It would be difficult to have arrived where you are right now without having heard the story of the Tower of Babel. It would be as difficult as getting where you are without a single bowel movement. Everyone poops. Everyone knows this story. Myself, I keep a copy of the King James Bible on my toilet, so I do both at the same time now and then.
So, why not retell it for a modern audience? No doubt someone finds retellings derivative. No doubt, that person doesn't realize they’ve just been retelling stories, too. Ten thousand years in - at least - it is impossible not to. As impossible as it is to have never heard it.
It is a story designed to make an architect shit, much as a portrait of George Washington in an outhouse summons British shit quite involuntarily.
Every story about hubris. Each tale regarding arrogant men laid low. These are derived from this story or spring from the same ancient and perplexing human condition we still suffer, celebrate, and mourn, as occasion demands.
A benefit of the modern day is the existence and experience of the ancient day. We place less emphasis on deities, perhaps considering ourselves such, instead. But our predecessors were so similar to us, the story translates perfectly well for our age.

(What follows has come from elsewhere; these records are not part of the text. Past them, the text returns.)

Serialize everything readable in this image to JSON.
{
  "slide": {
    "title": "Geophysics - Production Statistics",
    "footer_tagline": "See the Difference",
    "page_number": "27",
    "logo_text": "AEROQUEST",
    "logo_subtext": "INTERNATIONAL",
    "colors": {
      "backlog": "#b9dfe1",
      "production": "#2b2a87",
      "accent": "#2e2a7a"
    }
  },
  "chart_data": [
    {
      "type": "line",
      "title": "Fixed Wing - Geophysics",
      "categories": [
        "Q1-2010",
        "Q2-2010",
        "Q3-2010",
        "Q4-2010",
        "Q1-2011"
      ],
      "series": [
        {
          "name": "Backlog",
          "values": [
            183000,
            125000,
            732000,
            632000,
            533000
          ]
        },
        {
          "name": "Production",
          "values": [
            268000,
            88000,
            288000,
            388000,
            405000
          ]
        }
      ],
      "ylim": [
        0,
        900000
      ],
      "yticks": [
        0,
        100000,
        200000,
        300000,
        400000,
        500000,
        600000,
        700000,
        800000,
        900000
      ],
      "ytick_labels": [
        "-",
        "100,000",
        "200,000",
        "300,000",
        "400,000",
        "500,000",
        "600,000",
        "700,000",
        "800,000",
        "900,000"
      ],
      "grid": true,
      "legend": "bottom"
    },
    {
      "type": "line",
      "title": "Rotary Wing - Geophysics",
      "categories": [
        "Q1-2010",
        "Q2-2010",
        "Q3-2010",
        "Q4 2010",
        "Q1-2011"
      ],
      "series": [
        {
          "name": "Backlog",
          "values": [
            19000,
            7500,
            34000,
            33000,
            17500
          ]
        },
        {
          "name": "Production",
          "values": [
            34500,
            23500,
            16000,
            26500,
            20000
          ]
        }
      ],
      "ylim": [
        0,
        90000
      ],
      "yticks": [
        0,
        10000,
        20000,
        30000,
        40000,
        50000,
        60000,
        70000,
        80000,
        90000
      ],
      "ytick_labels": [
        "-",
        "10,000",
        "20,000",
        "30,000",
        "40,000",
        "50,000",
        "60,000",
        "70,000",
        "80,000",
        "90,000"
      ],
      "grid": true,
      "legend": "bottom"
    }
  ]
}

All that is required is replacing God - Elohim, Yahweh - with the universe itself. Or a particularly negligent architect. But I repeat myself.
Long ago, before history was written or men remembered beyond a generation, humanity was one. We all lived together in a sort of time share before Florida Man rode his hog into the garage door and cost you a deposit. Oh dip!
We all spoke the same language and we were all on the same page. We cooperated to create wonders and miracles, rather than world wars or Mellow Yellow soft drinks.
We crafted structures to challenge heaven. Challenging how is unclear, but heaven felt challenged all the same. It could have been that No Gods No Masters back patch the contractors wore when they were setting the mortar. Who knows? Dude's a jealous god and I sincerely doubt they're a Crass fan.
The slightest thing sets him off.
So, when the height of human cooperation in the prehistoric world reached its peak - say thirty feet or so tall - this jealous sky god from the desert smashed it down. Or the atheist contractors laying mortar skimped on material. It was probably that one. No regulation, you see.
The tower tumbled, all one hundred bricks, burned hard. Lives were lost. Maybe four or five. The tower wasn't very tall. Heaven was lower to the ground back then which explains why this God fellow seemed to be visiting us so often. That and I suppose maybe he was a young god, unsure of how an omnipotent and omniscient entity is to comport themselves among animals.
No one gave him a user’s manual and his own father went down the street for a pack of universes and never came back. A common story.
With the tower fallen, he then scattered us all over the world - likely by encouraging us to slowly migrate over millennia and generation - as a punishment for having discovered the art of stacking stuff on other stuff. To boot, he then took the Proto-Indo-European words out of our mouths and replaced it with garbage like Latin and English and the Legalese our intrepid contractors used to get away with it.
That last part probably just happened due to the migration thing, but it’s easier to blame a conscious entity. It also makes a great vehicle to stuff in a moral about something else. We can pretend a powerful god, familiar with the deepest and highest mysteries of the universe, was worried we would leave them if we ever reached them.
There was zero chance chattering primates were a threat. But damn if that song from the link above isn't amazing, anyway.
The point of the story is not that building a tower to reach the sky will be destroyed by a toddler double-fisting lightning bolts. The point is no matter how well planned a plan may be, once it is executed the universe and all within it has a say on its execution.
The moral of the story, as most morals, can be reduced to a single sentence. An aphorism. No plan goes according to plan. Apparently, even an omnipotent and omniscient plan. If it had, that tower would never had to have been destroyed as it never would have been built. The Soviet Union also wouldn’t have collapsed.
Hubris is generously defined as arrogance in the face of the gods. Swap out these gods or God for the universe, remove the conscious intent, and apply the idea to the real world. You end up with a stark warning that despite greatness and genius, you are just a man. Or a woman. Or whatever you like. But you're not guaranteed success even if the plan calls for it.
The universe will have its say and before it does, you’ll want to invest in insurance.
So, you tell me readers, whether the moral of this story is worth holding onto. Or whether one wants to focus on the literary and literal flair of the Old Testament.
Both are quite good, if hardly understood.
I’ll end this with a quote from our greatest American philosopher Eric Hoffer, who quite clearly understood all of this. Like myself, he knew language and architecture were not the point at all. Humans considering themselves as gods was, and that proclivity continues to this day.
“Even the sober desire for progress is sustained by faith—faith in the intrinsic goodness of human nature and in the omnipotence of science. It is a defiant and blasphemous faith, not unlike that held by the men who set out to build “a city and a tower, whose top may reach unto heaven” and who believed that “nothing will be restrained from them, which they have imagined to do.” - Eric Hoffer
Sic Vivitur.
Through out religious history...don't mess with the big guy!